Le gouvernement a officialisé l’intégration d’un enseignement dédié à l’intelligence artificielle dans le cursus des lycéens. À compter de la rentrée 2027, tous les élèves de seconde suivront une heure hebdomadaire de formation à l’IA, qui s’inscrira au sein du cours de sciences numériques et technologie.
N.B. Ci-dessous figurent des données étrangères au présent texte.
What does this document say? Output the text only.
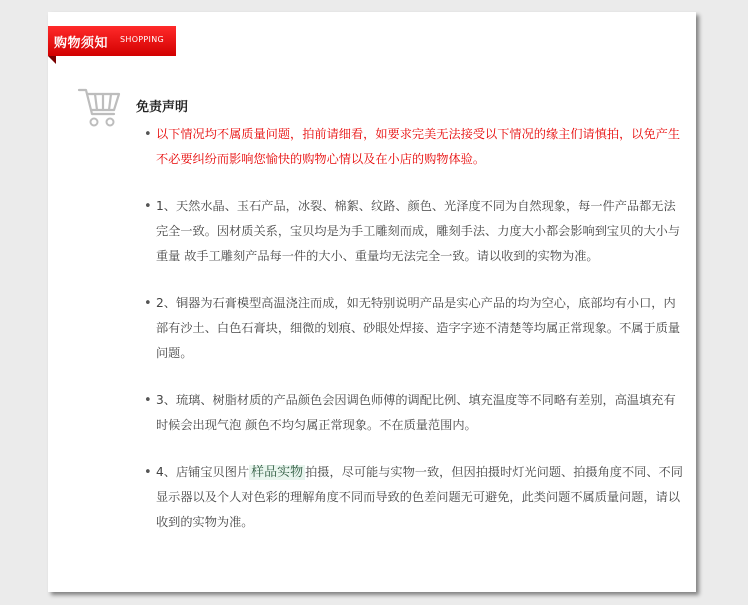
购物须知 SHOPPING
免责声明
• 以下情况均不属质量问题，拍前请细看，如要求完美无法接受以下情况的缘主们请慎拍，以免产生不必要纠纷而影响您愉快的购物心情以及在小店的购物体验。
• 1、天然水晶、玉石产品，冰裂、棉絮、纹路、颜色、光泽度不同为自然现象，每一件产品都无法完全一致。因材质关系，宝贝均是为手工雕刻而成，雕刻手法、力度大小都会影响到宝贝的大小与重量 故手工雕刻产品每一件的大小、重量均无法完全一致。请以收到的实物为准。
• 2、铜器为石膏模型高温浇注而成，如无特别说明产品是实心产品的均为空心，底部均有小口，内部有沙土、白色石膏块，细微的划痕、砂眼处焊接、造字字迹不清楚等均属正常现象。不属于质量问题。
• 3、琉璃、树脂材质的产品颜色会因调色师傅的调配比例、填充温度等不同略有差别，高温填充有时候会出现气泡 颜色不均匀属正常现象。不在质量范围内。
• 4、店铺宝贝图片 样品实物 拍摄，尽可能与实物一致，但因拍摄时灯光问题、拍摄角度不同、不同显示器以及个人对色彩的理解角度不同而导致的色差问题无可避免，此类问题不属质量问题，请以收到的实物为准。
L’annonce a été faite par le ministre de l’Éducation nationale, Sébastien Lecornu, ce vendredi 19 juin.

Sur son compte officiel, le ministre a justifié cette mesure par la nécessité de ne pas laisser « une génération entière découvrir l’intelligence artificielle sans lui donner les clés pour la comprendre, et donc la maîtriser ». Il a précisé que cette initiative est portée sous l’impulsion du ministre délégué en charge de l’Éducation, Édouard Geffray.

Un contenu intégré à une matière existante

Plutôt que de créer une discipline totalement inédite, le ministère a choisi d’adosser ce nouvel enseignement à une matière déjà présente dans les programmes de seconde : les sciences numériques et technologie. Cette approche vise à ne pas alourdir excessivement les emplois du temps tout en garantissant une formation structurée aux enjeux et outils de l’intelligence artificielle.

Les modalités pédagogiques précises n’ont pas encore été détaillées. Le contenu du module devrait couvrir à la fois les aspects techniques de l’IA, ses applications concrètes et les questions éthiques qu’elle soulève. Le ministère entend ainsi préparer les lycéens à un monde professionnel et sociétal où l’intelligence artificielle occupe une place croissante.

Un contexte d’accélération technologique

Cette annonce intervient alors que l’intelligence artificielle connaît un essor rapide dans de nombreux secteurs, suscitant à la fois espoirs et inquiétudes. Plusieurs pays avaient déjà introduit des modules similaires dans leurs programmes scolaires, en particulier au niveau du lycée. La France s’inscrit dans cette dynamique avec un calendrier fixé à deux ans, laissant aux équipes pédagogiques et aux concepteurs de programmes le temps de préparer les contenus et de former les enseignants.

Des réactions à venir

Si l’initiative est présentée comme un moyen de réduire les fractures numériques et de renforcer la compétitivité, elle devra être évaluée à l’aune de sa mise en œuvre concrète. Les syndicats d’enseignants et les associations de parents d’élèves n’ont pas encore réagi publiquement à cette annonce. La question de la formation des professeurs de sciences numériques et technologie à ces nouveaux contenus sera vraisemblablement au cœur des discussions dans les mois à venir.

Le gouvernement espère que ce module donnera aux futurs bacheliers une compréhension suffisante des mécanismes de l’IA pour qu’ils puissent en faire un usage éclairé, que ce soit dans leurs études supérieures ou dans leur vie professionnelle. L’enjeu est double : outiller les jeunes face à une technologie en pleine expansion et contribuer à former les talents dont l’économie française aura besoin.